No lessons yet from Art School fire

The Grenfell fire inquiry reached the first of its grisly conclusions during the week. The fire service was blamed for encouraging people to stay put in the burning building – and, to be fair, that advice was based on the belief that an individual fire in a flat could be hermetically sealed, when the safety measures were woefully inadequate – and the flammable insulation cladding was the cause of the lightning spread of the fire to the upper floors and the deaths of 72 people.

Over the sound of fire alarms is me blowing my own trumpet. Shortly after the fire I revealed in the Sunday Herald that the same combustible insulation panels were used in the renovation of the Mackintosh building of the Glasgow School of Art, which burned down (for the second time) in June last year. It was of unusual severity and spread rapidly.

We don’t know the cause yet but is it too much to think these plastic-filled panels had something to do with the speed of the spread? We don’t know because the fire service investigation hasn’t yet been published, for some reason, and there has not been, unlike Grenfell, a public inquiry.

This is inexplicable and inexcusable, but credit to SNP MSP Joan McAlpine and her Holyrood committee for keeping alive investigation into it, and to Tory Adam Tompkins for calling for a public inquiry.

But that’s as far as it goes. No-one has been held accountable, and the people who presided over two fires on their watch are still in place and planning to oversee yet another renovation.

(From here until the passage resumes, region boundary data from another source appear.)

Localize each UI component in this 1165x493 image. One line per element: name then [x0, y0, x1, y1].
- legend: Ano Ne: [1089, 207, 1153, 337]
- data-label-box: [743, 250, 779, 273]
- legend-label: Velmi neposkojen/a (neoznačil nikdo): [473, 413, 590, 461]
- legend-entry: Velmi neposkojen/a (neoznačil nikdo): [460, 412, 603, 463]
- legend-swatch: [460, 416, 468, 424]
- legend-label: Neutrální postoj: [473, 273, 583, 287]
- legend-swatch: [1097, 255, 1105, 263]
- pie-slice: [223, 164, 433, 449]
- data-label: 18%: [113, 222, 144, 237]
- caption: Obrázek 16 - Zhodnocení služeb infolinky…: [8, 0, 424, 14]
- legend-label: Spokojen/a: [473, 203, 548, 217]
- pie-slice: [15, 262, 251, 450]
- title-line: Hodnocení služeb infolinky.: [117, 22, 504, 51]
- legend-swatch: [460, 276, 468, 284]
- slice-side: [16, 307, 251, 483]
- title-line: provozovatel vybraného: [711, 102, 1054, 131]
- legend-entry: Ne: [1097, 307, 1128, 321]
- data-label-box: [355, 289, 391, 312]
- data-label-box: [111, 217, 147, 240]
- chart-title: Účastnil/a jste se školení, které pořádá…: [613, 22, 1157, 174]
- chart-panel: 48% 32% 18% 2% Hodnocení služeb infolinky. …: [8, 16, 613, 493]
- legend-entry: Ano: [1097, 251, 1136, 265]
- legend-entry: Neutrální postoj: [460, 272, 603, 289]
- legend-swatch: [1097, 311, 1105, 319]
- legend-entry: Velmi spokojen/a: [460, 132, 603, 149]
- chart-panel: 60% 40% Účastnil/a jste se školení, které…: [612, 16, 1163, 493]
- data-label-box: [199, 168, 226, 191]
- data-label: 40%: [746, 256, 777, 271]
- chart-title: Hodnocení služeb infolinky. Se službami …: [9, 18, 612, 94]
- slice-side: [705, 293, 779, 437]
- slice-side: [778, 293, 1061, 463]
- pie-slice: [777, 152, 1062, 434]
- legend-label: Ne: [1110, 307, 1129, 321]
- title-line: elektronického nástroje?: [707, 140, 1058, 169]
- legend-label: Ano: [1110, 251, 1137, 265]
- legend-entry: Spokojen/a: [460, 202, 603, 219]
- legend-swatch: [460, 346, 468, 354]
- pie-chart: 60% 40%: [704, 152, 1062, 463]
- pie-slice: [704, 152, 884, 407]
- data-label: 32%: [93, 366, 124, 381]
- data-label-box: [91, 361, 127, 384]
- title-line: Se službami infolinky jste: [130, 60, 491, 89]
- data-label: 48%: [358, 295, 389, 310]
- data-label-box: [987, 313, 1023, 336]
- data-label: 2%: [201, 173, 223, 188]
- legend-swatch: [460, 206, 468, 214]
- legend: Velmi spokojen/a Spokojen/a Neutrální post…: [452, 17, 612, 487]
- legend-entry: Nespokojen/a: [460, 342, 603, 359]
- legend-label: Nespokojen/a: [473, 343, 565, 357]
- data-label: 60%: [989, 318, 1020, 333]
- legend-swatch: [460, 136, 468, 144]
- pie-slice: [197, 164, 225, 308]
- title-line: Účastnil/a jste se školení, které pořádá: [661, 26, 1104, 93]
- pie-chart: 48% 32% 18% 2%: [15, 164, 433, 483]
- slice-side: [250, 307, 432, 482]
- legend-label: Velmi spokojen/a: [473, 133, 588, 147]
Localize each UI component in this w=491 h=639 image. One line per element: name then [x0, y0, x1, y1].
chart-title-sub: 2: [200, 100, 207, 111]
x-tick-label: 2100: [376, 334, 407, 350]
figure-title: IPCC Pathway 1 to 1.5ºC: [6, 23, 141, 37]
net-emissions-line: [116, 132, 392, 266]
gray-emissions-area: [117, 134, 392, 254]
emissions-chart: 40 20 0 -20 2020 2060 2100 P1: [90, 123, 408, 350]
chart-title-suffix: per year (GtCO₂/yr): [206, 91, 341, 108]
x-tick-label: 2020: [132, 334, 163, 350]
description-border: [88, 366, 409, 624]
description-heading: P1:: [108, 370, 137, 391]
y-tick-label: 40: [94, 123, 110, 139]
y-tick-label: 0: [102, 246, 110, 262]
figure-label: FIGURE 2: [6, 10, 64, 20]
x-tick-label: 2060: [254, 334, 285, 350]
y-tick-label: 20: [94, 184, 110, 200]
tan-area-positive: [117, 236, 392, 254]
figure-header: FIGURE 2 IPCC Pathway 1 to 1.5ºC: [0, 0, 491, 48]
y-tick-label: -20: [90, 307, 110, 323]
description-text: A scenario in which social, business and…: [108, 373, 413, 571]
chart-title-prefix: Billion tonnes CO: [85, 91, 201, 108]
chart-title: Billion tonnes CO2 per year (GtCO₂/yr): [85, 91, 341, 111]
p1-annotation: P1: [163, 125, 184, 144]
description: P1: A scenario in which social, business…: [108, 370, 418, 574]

The people in charge may not have known or understood the dangers of the panelling. But it doesn’t even appear that lessons have been learned by the Scottish Government. Two years after Grenfell new regulations, which came into force last month, still permit flammable materials of the kind on Grenfell and hundreds of other buildings still to be used in Scotland, while they are banned in England.

As long as they pass the “utterly inadequate” (Association of British Insurers, the ABI) British Standard test 8414, they are allowed.

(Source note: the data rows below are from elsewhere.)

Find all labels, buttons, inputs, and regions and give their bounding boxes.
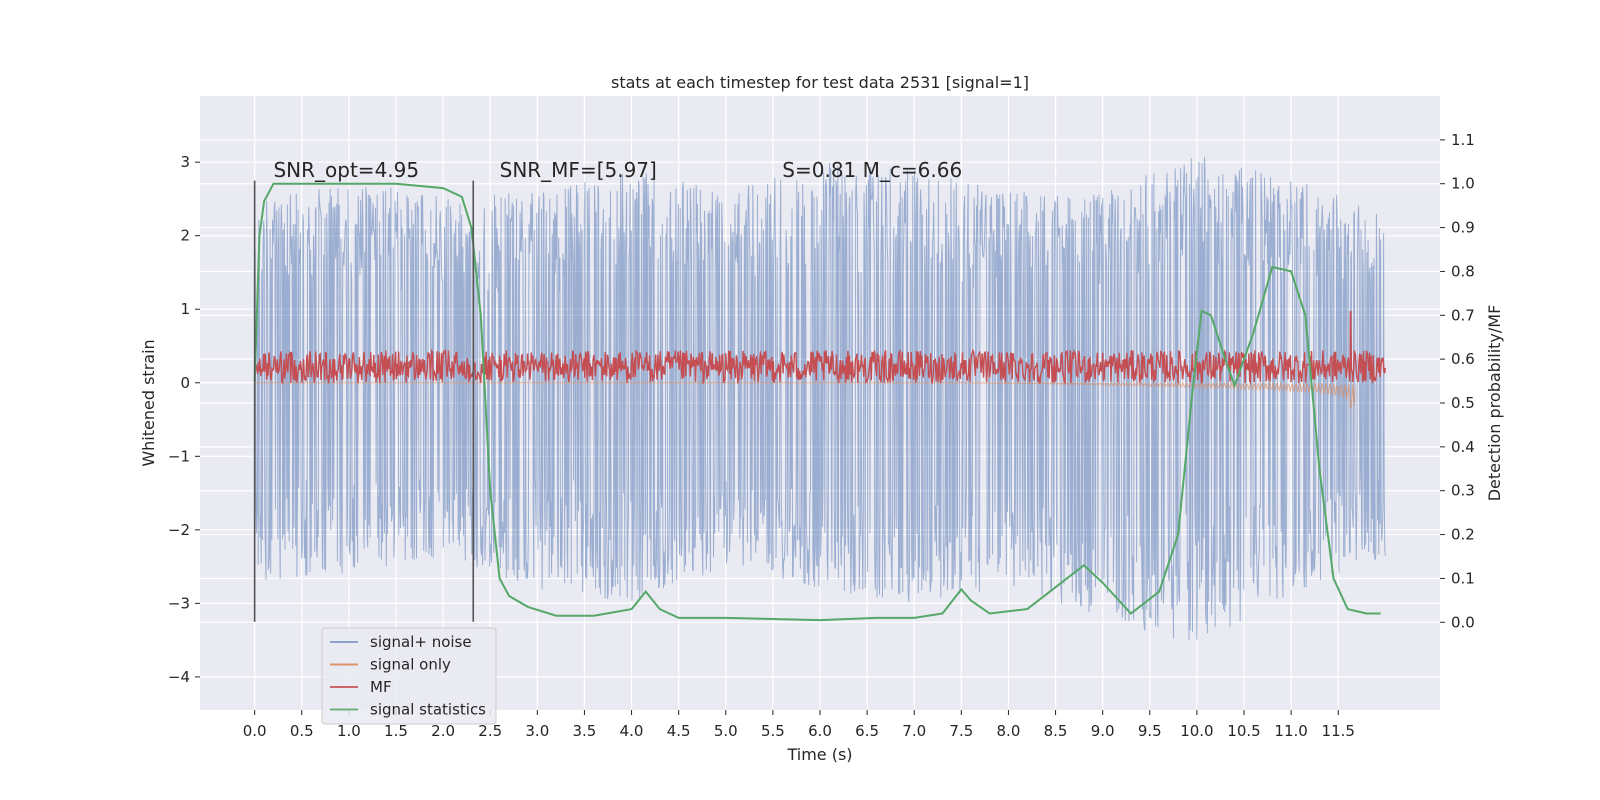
right-y-tick-label-1: 0.1 xyxy=(1451,569,1475,587)
legend-box xyxy=(321,627,497,725)
series-signal-plus-noise-line xyxy=(254,156,1386,641)
legend-label-1: signal only xyxy=(370,656,451,674)
x-tick-label-11: 5.5 xyxy=(761,722,785,740)
y-tick-label-6: 2 xyxy=(180,227,190,245)
x-tick-label-22: 11.0 xyxy=(1274,722,1307,740)
annotation-2: S=0.81 M_c=6.66 xyxy=(782,158,962,182)
y-tick-label-4: 0 xyxy=(180,374,190,392)
x-tick-label-21: 10.5 xyxy=(1227,722,1260,740)
x-tick-label-23: 11.5 xyxy=(1322,722,1355,740)
right-y-tick-labels: 0.0 0.1 0.2 0.3 0.4 0.5 0.6 0.7 0.8 0.9 1.0 1.1 xyxy=(1440,131,1475,631)
right-y-axis-label: Detection probability/MF xyxy=(1485,305,1504,502)
x-tick-label-3: 1.5 xyxy=(384,722,408,740)
x-tick-label-13: 6.5 xyxy=(855,722,879,740)
x-tick-label-20: 10.0 xyxy=(1180,722,1213,740)
right-y-tick-label-11: 1.1 xyxy=(1451,131,1475,149)
y-tick-label-5: 1 xyxy=(180,300,190,318)
series-signal-plus-noise xyxy=(254,156,1386,641)
x-tick-label-9: 4.5 xyxy=(667,722,691,740)
x-tick-labels: 0.0 0.5 1.0 1.5 2.0 2.5 3.0 3.5 4.0 4.5 5.0 5.5 6.0 6… xyxy=(243,710,1355,740)
series-signal-only xyxy=(254,380,1356,410)
x-tick-label-6: 3.0 xyxy=(525,722,549,740)
right-y-tick-label-9: 0.9 xyxy=(1451,219,1475,237)
x-axis-label: Time (s) xyxy=(786,745,852,764)
right-y-tick-label-8: 0.8 xyxy=(1451,262,1475,280)
y-tick-label-1: −3 xyxy=(168,594,190,612)
y-tick-label-0: −4 xyxy=(168,668,190,686)
annotation-0: SNR_opt=4.95 xyxy=(273,158,419,182)
x-tick-label-4: 2.0 xyxy=(431,722,455,740)
x-tick-label-17: 8.5 xyxy=(1044,722,1068,740)
y-tick-label-7: 3 xyxy=(180,153,190,171)
x-tick-label-16: 8.0 xyxy=(997,722,1021,740)
x-tick-label-18: 9.0 xyxy=(1091,722,1115,740)
y-tick-label-2: −2 xyxy=(168,521,190,539)
series-signal-statistics xyxy=(253,182,1381,622)
series-signal-only-line xyxy=(254,380,1356,410)
x-tick-label-7: 3.5 xyxy=(573,722,597,740)
right-y-tick-label-4: 0.4 xyxy=(1451,438,1475,456)
right-y-tick-label-6: 0.6 xyxy=(1451,350,1475,368)
y-axis-label: Whitened strain xyxy=(139,339,158,466)
annotations: SNR_opt=4.95 SNR_MF=[5.97] S=0.81 M_c=6.66 xyxy=(273,158,962,182)
x-tick-label-5: 2.5 xyxy=(478,722,502,740)
x-tick-label-19: 9.5 xyxy=(1138,722,1162,740)
chart-title: stats at each timestep for test data 253… xyxy=(611,73,1029,92)
vertical-markers xyxy=(253,180,475,622)
legend-label-2: MF xyxy=(370,678,392,696)
x-tick-label-14: 7.0 xyxy=(902,722,926,740)
annotation-1: SNR_MF=[5.97] xyxy=(500,158,657,182)
right-y-tick-label-10: 1.0 xyxy=(1451,175,1475,193)
x-tick-label-12: 6.0 xyxy=(808,722,832,740)
series-signal-statistics-line xyxy=(253,182,1381,622)
legend-label-3: signal statistics xyxy=(370,701,486,719)
legend: signal+ noise signal only MF signal statist… xyxy=(321,627,497,725)
legend-label-0: signal+ noise xyxy=(370,633,472,651)
right-y-tick-label-2: 0.2 xyxy=(1451,526,1475,544)
x-tick-label-8: 4.0 xyxy=(620,722,644,740)
x-tick-label-0: 0.0 xyxy=(243,722,267,740)
x-tick-label-10: 5.0 xyxy=(714,722,738,740)
y-tick-label-3: −1 xyxy=(168,447,190,465)
y-tick-labels: −4 −3 −2 −1 0 1 2 3 xyxy=(168,153,200,686)
x-tick-label-2: 1.0 xyxy=(337,722,361,740)
right-y-tick-label-5: 0.5 xyxy=(1451,394,1475,412)
right-y-tick-label-3: 0.3 xyxy=(1451,482,1475,500)
x-tick-label-15: 7.5 xyxy=(949,722,973,740)
right-y-tick-label-0: 0.0 xyxy=(1451,613,1475,631)
x-tick-label-1: 0.5 xyxy=(290,722,314,740)
right-y-tick-label-7: 0.7 xyxy=(1451,306,1475,324)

Thanks Evans for the Tories

Doesn’t your heart just go out to the constituents of Ribble Valley who, because of the election timing, may be deprived of their vote?

Okay then, no. The case put on Tuesday in Parliament by their Tory MP Nigel Evans, who has the demeanour of a starved whippet and the dog’s ability to quickly pounce on opportunistic targets, was that they wouldn’t be able to register for a postal vote because they might be trekking in the Himalayas or cruising, on the Yangtse or Amazon presumably, or at least where the post is something you tie your beast of transport to.

Good to know these Tories have us ordinary folk at the forefront of our minds.

Snow fair ... history is repeating itself

Well so much for the Fixed-Term Parliaments Act and the two-thirds majority when it can simply be dispensed with by passing a one-line bill.

Hopefully, then, this doesn’t mean that from now on we’ll be fighting through the snow in mid-December to vote in each future General Election.

The last one so close to Christmas was in the wake of the First World War, on December 14, 1918 when the low turnout – 57.2% – was probably to do with a combination of soldiers still abroad and the Spanish flu epidemic.

It was almost the last fixed, gerrymandered election, voting had been extended to women over 30 – as long as they owned a property or were a graduate – and to men over 21, although, of course, the majority of those who had fought for their country were probably below the age bar.

It was also the last election in the then the United Kingdom of Great Britain and Ireland. Three years later, almost to the day, British rule over the majority of Ireland ended and months after that the Irish Free State came into being. The Liberal Party also combusted and Labour moved into second place.

This time it looks as if Labour might follow the Liberals, at least in Scotland. I don’t know about history repeating itself as tragedy and farce, as Marx put it, but this may also be the last time that Scotland is involved in a UK election. I am searching for the betting odds.

Chocs away for the Mars

I wrote last week about the Mars, the boat that was moored for 60 years off Dundee, where children under 16 who were homeless, orphans or on the cusp of trouble were sent.

It’s lodged in the folk memories of Dundonians, even if they weren’t born when it was there.

My old chum Gordon Douglas wrote a book about it, lavishly illustrated, called We’ll Send Ye Tae The Mars, which can be bought on Amazon.

He took mild issue about the description that, although it educated and trained kids in a military fashion, it was effectively a “prison ship”.

Well, kids were sentenced to serve there, whether they wanted to go or not, so they were incarcerated.